Manyus tidak ingin keterampilan membuat gerabah yang diturunkan para leluhur akhirnya hilang begitu saja. Ia bertekad menguasai pembuatan gerabah Wolokoli sekaligus menyelamatkannya dari kepunahan. Ia pun memutuskan ikut pelatihan membuat gerabah.

"Awal 1996, saya mengikuti pelatihan pembuatan periuk atau gerabah dari tanah liat di Yogyakarta dengan modal sendiri. Saya belajar di pusat kerajinan gerabah milik Pak Mudjiono di Bantul. Setelah tiga bulan mengikuti pembelajaran di sana, saya pulang ke Maumere," tutur Manyus.

Manyus ingin meneruskan pengetahuan itu kepada masyarakat Desa Wolokoli. Ia membentuk satu kelompok usaha gerabah dengan nama Gerabah Leluhur, beranggotakan 20 orang, sebagian besar kaum ibu. Namun, kelompok ini hanya bertahan enam bulan. Mereka beralasan tidak mendapatkan uang langsung dari penjualan periuk. Padahal, para ibu rumah tangga itu butuh uang untuk membeli susu anak dan belanja kebutuhan rumah tangga.

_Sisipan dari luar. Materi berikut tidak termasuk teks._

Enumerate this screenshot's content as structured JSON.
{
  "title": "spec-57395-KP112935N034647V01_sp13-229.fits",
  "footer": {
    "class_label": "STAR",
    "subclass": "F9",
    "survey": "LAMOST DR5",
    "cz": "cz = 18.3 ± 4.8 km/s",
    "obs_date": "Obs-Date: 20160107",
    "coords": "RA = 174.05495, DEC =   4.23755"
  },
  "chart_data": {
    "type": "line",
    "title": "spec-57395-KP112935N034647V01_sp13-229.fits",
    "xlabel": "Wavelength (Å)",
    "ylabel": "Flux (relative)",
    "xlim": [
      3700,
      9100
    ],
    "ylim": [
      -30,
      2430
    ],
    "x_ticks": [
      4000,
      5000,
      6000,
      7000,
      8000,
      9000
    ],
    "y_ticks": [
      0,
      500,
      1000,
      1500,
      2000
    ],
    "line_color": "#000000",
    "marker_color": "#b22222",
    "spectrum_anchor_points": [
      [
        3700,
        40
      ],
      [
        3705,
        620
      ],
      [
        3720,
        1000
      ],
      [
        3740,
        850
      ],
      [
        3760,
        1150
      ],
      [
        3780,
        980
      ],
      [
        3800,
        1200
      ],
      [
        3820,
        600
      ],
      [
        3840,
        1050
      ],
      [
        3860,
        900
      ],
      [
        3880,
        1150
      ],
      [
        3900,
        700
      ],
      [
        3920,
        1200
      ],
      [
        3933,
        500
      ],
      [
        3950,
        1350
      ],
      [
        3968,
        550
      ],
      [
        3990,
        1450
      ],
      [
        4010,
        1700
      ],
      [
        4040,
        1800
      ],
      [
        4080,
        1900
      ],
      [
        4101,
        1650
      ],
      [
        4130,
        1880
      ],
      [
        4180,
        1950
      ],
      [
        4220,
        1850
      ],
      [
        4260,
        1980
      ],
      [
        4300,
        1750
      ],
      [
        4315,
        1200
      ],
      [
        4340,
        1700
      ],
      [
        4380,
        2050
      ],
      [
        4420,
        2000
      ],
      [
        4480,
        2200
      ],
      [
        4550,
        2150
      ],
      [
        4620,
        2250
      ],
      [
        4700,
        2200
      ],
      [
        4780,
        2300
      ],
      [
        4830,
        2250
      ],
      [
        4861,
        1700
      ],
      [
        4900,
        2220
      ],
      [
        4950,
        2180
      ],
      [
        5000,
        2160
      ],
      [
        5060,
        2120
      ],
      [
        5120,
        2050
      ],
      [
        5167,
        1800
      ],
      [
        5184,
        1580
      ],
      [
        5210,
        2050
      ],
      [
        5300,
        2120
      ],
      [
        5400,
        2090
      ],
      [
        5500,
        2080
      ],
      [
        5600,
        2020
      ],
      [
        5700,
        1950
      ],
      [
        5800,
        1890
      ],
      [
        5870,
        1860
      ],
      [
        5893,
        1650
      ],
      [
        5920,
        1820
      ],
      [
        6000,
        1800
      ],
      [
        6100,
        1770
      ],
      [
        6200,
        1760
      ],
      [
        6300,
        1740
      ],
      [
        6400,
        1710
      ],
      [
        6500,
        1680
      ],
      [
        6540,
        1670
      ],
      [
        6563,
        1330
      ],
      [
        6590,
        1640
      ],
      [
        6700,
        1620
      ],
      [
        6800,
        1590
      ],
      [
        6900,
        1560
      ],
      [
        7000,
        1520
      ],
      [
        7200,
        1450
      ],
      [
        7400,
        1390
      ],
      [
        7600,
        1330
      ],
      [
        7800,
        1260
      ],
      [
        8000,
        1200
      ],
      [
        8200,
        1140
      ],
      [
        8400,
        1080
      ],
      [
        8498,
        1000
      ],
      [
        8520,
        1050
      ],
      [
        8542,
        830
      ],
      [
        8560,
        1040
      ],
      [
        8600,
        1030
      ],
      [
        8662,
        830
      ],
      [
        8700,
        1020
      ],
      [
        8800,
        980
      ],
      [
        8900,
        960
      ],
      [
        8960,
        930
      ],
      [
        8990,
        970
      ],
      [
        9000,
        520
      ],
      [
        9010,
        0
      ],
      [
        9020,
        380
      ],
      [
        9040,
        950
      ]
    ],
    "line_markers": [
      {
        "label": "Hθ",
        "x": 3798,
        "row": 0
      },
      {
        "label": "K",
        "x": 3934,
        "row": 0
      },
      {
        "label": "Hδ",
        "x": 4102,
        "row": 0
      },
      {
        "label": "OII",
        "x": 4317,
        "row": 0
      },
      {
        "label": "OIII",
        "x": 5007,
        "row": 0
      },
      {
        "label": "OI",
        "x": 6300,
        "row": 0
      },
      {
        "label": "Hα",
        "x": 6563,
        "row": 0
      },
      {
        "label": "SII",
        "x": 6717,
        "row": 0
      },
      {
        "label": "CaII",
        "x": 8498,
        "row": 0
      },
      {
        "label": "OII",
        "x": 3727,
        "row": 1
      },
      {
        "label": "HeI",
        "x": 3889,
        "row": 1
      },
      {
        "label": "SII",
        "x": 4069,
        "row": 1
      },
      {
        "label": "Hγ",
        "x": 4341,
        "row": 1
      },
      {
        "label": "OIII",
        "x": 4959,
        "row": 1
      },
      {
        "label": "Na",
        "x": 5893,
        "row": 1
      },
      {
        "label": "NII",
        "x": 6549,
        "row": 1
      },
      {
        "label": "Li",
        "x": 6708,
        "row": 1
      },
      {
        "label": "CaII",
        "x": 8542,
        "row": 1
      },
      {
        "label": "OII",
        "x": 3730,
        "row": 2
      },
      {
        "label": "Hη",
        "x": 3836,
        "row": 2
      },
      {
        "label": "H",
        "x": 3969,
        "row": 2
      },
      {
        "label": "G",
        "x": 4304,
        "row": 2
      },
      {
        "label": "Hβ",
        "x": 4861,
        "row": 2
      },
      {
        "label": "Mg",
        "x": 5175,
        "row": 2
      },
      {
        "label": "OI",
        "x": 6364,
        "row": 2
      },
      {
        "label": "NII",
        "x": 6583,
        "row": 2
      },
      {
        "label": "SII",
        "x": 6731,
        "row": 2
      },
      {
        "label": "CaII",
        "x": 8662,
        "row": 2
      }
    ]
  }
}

Kegiatan membuat gerabah hanya berlangsung selama musim kemarau, Mei-Agustus, sedangkan September-April warga setempat fokus pada pertanian lahan kering. Desa ini berada sekitar 800 meter dari permukaan laut, tetapi mereka tidak bisa melaut. Pekerjaan utama adalah bertani di samping kerajinan membuat gerabah dari tanah liat.

Manyus tidak patah semangat. Ia bekerja sendirian. Belakangan, lima pemuda dari desa ikut bergabung. Namun, mereka hanya terlibat pada pagi, sore, dan hari libur. Siang hari mereka harus ke ladang sehingga mereka tidak berkembang dalam usaha kerajinan ini. Akhirnya mereka tidak tahan juga dan memutuskan berhenti.

Corfi Carnus Magnus
Lahir:Wolokoli, Sikka, 22 Oktober 1974
Pendidikan Terakhir:SMPN Wolotalo, Bola, Sikka
Penghargaan:Pelestari Tradisi Desa Tingkat Kabupaten Sikka, 2006

Lelaki lajang itu tetap menghargai kemauan para pemuda tersebut. Paling penting, mereka ingin belajar dan memahami membuat gerabah dari tanah liat. Ia berharap, suatu saat mereka bisa meneruskan keterampilan itu kepada anak-anak.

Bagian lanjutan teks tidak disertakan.